Par avenant à effet au 1er septembre 2010, la durée de travail est devenue un temps complet.
Le salaire de référence s'élevait à 2 600 euros.
Les relations contractuelles étaient soumises aux dispositions de la convention collective nationale des employés et cadres des éditeurs de la presse magazine.
Par lettre datée du 28 septembre 2018, l'employeur a convoqué la salariée à un entretien préalable à un éventuel licenciement fixé au 11 octobre suivant, reporté à l'initiative de l'employeur par lettre datée du 26 octobre 2018 au 7 novembre suivant.
La salariée a été placée en arrêt de travail pour maladie à compter du 15 octobre 2018, prolongé jusqu'au 15 novembre suivant.

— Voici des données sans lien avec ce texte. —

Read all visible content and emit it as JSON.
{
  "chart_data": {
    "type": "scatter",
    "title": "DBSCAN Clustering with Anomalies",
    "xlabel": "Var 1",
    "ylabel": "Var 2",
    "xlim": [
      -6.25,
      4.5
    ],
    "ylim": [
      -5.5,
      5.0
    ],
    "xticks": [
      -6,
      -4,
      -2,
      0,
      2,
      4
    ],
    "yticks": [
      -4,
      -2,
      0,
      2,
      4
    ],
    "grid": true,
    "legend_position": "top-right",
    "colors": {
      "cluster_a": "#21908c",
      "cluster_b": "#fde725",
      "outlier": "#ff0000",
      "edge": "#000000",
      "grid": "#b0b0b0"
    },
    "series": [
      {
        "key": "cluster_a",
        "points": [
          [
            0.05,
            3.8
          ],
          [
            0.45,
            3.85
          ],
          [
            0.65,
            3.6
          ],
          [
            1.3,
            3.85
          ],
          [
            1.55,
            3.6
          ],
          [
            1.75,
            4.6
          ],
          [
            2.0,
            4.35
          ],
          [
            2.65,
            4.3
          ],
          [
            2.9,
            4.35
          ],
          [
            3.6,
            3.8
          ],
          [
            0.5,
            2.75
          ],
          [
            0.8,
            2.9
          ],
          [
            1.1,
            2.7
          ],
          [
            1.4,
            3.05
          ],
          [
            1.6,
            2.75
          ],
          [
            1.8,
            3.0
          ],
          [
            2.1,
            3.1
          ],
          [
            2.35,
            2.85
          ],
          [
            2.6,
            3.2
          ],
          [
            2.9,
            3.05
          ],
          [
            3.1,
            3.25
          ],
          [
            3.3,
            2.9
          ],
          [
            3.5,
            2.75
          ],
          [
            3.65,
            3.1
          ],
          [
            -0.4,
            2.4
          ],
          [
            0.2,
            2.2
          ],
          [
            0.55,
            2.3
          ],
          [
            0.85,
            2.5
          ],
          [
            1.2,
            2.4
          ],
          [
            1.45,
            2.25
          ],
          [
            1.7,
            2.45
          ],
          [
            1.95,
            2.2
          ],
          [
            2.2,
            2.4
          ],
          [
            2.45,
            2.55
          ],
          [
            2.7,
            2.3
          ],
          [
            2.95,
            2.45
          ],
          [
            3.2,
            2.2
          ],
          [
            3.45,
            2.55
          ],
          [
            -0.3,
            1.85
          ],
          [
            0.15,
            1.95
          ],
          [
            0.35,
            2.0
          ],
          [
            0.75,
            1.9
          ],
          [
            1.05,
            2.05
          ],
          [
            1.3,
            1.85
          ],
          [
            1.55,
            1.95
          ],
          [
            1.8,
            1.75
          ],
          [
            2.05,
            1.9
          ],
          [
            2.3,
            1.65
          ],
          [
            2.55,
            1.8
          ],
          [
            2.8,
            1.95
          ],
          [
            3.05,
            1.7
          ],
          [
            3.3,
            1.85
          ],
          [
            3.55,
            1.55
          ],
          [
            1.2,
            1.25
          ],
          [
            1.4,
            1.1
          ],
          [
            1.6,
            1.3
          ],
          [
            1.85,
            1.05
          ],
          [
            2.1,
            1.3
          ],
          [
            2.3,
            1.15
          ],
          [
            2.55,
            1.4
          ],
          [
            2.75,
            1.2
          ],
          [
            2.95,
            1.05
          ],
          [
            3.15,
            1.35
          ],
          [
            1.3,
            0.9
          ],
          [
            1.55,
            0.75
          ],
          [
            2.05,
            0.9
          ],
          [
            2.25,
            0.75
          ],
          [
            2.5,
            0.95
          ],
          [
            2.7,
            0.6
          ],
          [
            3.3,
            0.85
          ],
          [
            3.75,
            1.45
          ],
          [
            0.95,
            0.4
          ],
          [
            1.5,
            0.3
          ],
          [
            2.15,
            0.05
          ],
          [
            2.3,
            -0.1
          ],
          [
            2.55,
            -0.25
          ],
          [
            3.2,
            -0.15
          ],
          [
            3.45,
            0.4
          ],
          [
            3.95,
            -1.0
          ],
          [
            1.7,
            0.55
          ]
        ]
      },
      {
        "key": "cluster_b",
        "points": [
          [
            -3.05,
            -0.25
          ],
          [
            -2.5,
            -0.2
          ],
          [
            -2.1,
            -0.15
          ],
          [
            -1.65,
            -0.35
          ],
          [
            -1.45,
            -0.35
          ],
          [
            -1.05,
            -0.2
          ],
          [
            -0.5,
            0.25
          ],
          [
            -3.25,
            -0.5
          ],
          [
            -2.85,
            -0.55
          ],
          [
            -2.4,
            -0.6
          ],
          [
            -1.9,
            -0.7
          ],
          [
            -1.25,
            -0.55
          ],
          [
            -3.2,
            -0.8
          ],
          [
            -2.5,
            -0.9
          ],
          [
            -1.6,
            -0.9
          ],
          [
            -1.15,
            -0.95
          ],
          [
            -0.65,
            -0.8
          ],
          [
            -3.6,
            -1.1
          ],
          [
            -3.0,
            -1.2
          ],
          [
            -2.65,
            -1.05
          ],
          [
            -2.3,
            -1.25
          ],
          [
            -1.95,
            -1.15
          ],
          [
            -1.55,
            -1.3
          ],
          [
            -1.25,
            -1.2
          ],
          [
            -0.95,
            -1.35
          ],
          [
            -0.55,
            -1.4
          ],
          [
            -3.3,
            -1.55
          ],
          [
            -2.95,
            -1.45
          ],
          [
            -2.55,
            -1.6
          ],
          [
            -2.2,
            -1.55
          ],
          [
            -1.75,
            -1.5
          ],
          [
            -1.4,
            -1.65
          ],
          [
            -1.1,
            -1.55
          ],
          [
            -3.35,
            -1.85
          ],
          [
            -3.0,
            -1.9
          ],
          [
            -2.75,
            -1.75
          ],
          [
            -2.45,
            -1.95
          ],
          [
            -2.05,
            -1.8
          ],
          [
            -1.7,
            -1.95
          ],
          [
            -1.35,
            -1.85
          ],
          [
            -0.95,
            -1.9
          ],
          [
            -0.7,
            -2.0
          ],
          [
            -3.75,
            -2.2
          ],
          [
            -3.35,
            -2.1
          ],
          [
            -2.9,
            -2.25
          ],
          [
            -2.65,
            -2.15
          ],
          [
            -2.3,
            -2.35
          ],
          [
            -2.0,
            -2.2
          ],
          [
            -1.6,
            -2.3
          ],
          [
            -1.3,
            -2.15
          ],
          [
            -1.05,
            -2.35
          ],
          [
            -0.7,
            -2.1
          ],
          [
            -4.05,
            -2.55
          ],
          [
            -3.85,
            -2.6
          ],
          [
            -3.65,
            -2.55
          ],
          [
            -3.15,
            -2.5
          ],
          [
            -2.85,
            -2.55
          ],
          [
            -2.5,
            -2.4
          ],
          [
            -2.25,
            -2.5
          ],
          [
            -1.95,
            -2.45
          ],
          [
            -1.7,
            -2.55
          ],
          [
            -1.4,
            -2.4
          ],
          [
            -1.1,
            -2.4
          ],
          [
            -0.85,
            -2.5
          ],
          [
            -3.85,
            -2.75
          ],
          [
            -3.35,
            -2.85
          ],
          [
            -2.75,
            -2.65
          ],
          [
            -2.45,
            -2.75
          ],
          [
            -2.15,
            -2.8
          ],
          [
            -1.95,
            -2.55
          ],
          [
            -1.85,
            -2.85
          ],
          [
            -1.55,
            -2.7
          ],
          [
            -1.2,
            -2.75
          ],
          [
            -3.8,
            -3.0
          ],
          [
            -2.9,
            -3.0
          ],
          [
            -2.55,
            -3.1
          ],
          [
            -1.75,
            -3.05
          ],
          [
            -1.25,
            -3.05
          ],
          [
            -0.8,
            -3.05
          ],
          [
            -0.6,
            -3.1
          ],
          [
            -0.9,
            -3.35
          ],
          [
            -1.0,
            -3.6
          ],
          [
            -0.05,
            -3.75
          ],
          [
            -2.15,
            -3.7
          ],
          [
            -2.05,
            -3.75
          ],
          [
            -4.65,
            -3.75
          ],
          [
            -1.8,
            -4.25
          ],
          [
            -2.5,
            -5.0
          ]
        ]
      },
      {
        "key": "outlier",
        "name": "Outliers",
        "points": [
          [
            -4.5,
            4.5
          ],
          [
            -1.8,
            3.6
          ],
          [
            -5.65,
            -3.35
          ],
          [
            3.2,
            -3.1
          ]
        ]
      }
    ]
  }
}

Par lettre datée du 7 novembre 2018, remise à l'occasion de l'entretien préalable, l'employeur a notifié à la salariée les motifs l'amenant à envisager son licenciement pour motif économique.
Le 22 novembre 2018, la salariée a accepté un contrat de sécurisation professionnelle et les relations contractuelles ont pris fin le 28 novembre 2018.
Par lettre datée du 3 septembre 2019, la salariée a, par la voie de son conseil, contesté le motif économique de la rupture du contrat de travail en invoquant notamment un harcèlement moral.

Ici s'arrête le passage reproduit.